En algunas muy raras ocasiones nos íbamos a visitar a Jor’erlhs, que vivía lejos, muy lejos, en la villa aeronáutica. Por lo que escuchaba, el viaje duraba una hora, y lo hacíamos en la línea 30, normalmente con Henrrieta, Maggy y Sarah. Eso del viaje me gustaba, porque con todo ese trayecto los paisajes cambiaban bastante, y como me dejaban ir del lado de la ventanilla la cosa era más que mejor. Cuando llegábamos nos identificábamos en la guardia, y luego nos quedaban unos cinco minutos de caminata hasta llegar a la casa, todo en arribada, esa era la parte difícil.
Al llegar, tia Marianne nos recibía sonriente y al momento las mujeres se acomodaban a un lado de la casa, mientras que Jor’erlhs y yo nos disparábamos para el patio. Ahí había un avioncito de metal, que desde la cola hasta la nariz era más largo que yo, y en cuanto a la envergadura de las alas era como yo. Venía incrustado en un soporte, de manera que vos te sentabas al medio, y podías girar. Hermano, eso era sencillamente de otro planeta.
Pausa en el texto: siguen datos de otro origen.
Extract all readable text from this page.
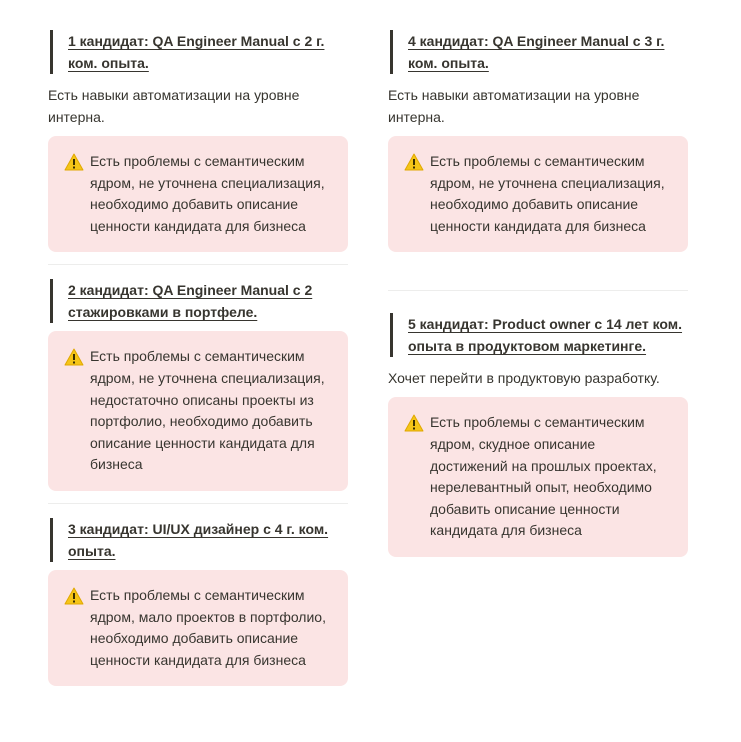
1 кандидат: QA Engineer Manual с 2 г. ком. опыта.
Есть навыки автоматизации на уровне интерна.
Есть проблемы с семантическим ядром, не уточнена специализация, необходимо добавить описание ценности кандидата для бизнеса
2 кандидат: QA Engineer Manual с 2 стажировками в портфеле.
Есть проблемы с семантическим ядром, не уточнена специализация, недостаточно описаны проекты из портфолио, необходимо добавить описание ценности кандидата для бизнеса
3 кандидат: UI/UX дизайнер с 4 г. ком. опыта.
Есть проблемы с семантическим ядром, мало проектов в портфолио, необходимо добавить описание ценности кандидата для бизнеса
4 кандидат: QA Engineer Manual с 3 г. ком. опыта.
Есть навыки автоматизации на уровне интерна.
Есть проблемы с семантическим ядром, не уточнена специализация, необходимо добавить описание ценности кандидата для бизнеса
5 кандидат: Product owner с 14 лет ком. опыта в продуктовом маркетинге.
Хочет перейти в продуктовую разработку.
Есть проблемы с семантическим ядром, скудное описание достижений на прошлых проектах, нерелевантный опыт, необходимо добавить описание ценности кандидата для бизнеса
Jor’erlhs se ponía en la cola y lo hacía girar, y acordate, el titán ese tenía mucha fuerza.
Aparte de hacerlo girar, que digamos era para entrar en calor, después Jor’erlhs lo empujaba hacia abajo y hacia arriba, que eso lo permitía también el soporte, de manera que a lo mejor para tus ojos el avión se convertía en una especia de toro mecánico, pero para nosotros era que entrábamos en zona de turbulencia, joder, había que tener coraje, viejo. Después me tocaba a mí, pero ahí se descomponía, porque yo no tenía ni la mitad de la fuerza del titán, que vamos, era más grande que yo. De todos modos procuraba lograr alguna turbulencia, aunque acababa derribado yo.
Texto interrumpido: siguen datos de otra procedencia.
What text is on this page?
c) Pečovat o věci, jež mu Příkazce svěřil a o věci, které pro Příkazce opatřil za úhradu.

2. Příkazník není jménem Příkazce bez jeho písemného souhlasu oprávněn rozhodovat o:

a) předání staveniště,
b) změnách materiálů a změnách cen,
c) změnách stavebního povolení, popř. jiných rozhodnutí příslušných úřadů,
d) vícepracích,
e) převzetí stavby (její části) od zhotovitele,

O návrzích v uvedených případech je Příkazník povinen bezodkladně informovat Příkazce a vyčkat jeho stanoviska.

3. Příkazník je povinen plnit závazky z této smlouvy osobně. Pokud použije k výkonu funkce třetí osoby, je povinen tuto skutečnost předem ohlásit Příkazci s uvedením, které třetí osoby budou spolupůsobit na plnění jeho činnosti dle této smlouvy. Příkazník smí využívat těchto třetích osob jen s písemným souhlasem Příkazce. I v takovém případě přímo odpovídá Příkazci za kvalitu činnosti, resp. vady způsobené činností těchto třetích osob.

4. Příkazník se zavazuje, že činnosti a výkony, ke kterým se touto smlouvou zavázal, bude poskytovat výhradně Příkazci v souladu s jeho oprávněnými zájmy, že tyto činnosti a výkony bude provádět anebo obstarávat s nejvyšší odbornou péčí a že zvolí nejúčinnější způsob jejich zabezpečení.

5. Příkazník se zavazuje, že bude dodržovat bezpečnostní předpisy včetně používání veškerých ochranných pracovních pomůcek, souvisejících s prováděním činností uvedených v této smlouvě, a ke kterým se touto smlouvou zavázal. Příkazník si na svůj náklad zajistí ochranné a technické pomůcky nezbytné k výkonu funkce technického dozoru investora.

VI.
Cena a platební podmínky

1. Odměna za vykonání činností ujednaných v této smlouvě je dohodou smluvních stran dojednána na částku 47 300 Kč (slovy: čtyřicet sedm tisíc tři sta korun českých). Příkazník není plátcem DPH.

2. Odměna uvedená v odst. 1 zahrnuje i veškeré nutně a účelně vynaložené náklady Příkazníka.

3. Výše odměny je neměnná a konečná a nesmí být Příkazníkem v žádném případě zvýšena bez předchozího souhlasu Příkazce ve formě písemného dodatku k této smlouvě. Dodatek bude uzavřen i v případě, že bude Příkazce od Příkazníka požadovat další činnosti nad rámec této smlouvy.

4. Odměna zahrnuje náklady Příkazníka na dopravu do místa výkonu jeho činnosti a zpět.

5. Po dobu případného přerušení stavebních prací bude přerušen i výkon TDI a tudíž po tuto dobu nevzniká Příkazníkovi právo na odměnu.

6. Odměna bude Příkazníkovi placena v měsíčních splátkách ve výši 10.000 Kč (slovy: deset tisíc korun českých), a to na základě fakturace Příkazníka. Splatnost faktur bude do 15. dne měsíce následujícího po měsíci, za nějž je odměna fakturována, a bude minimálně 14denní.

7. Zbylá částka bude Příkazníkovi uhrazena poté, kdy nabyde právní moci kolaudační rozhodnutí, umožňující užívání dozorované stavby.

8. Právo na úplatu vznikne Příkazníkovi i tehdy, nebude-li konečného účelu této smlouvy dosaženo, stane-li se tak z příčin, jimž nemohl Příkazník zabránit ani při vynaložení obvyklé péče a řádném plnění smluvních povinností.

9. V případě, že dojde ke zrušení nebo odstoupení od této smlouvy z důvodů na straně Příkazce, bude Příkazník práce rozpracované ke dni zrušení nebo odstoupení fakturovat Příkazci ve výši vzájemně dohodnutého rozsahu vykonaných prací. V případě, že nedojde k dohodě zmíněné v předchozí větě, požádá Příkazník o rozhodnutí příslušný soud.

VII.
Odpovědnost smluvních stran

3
Lo siguiente era jugar con un camión que también era de otro planeta. Era uno de carga, metálico y todo cerrado, cuya puerta trasera se corría de abajo hacia arriba con un mecanismo más allá de la imaginación. La cosa era quién lo hacía correr a mayor velocidad por el corredor, que como era en ele, implicaba una curva cerrada de noventa grados. Era grande el camión, con las dos manos lo hacíamos correr haciendo presión al revés que con una carretilla, de arriba hacia abajo, corriendo como locos y haciendo que esas baldosas rujan, al igual que Marianne y Henrrieta.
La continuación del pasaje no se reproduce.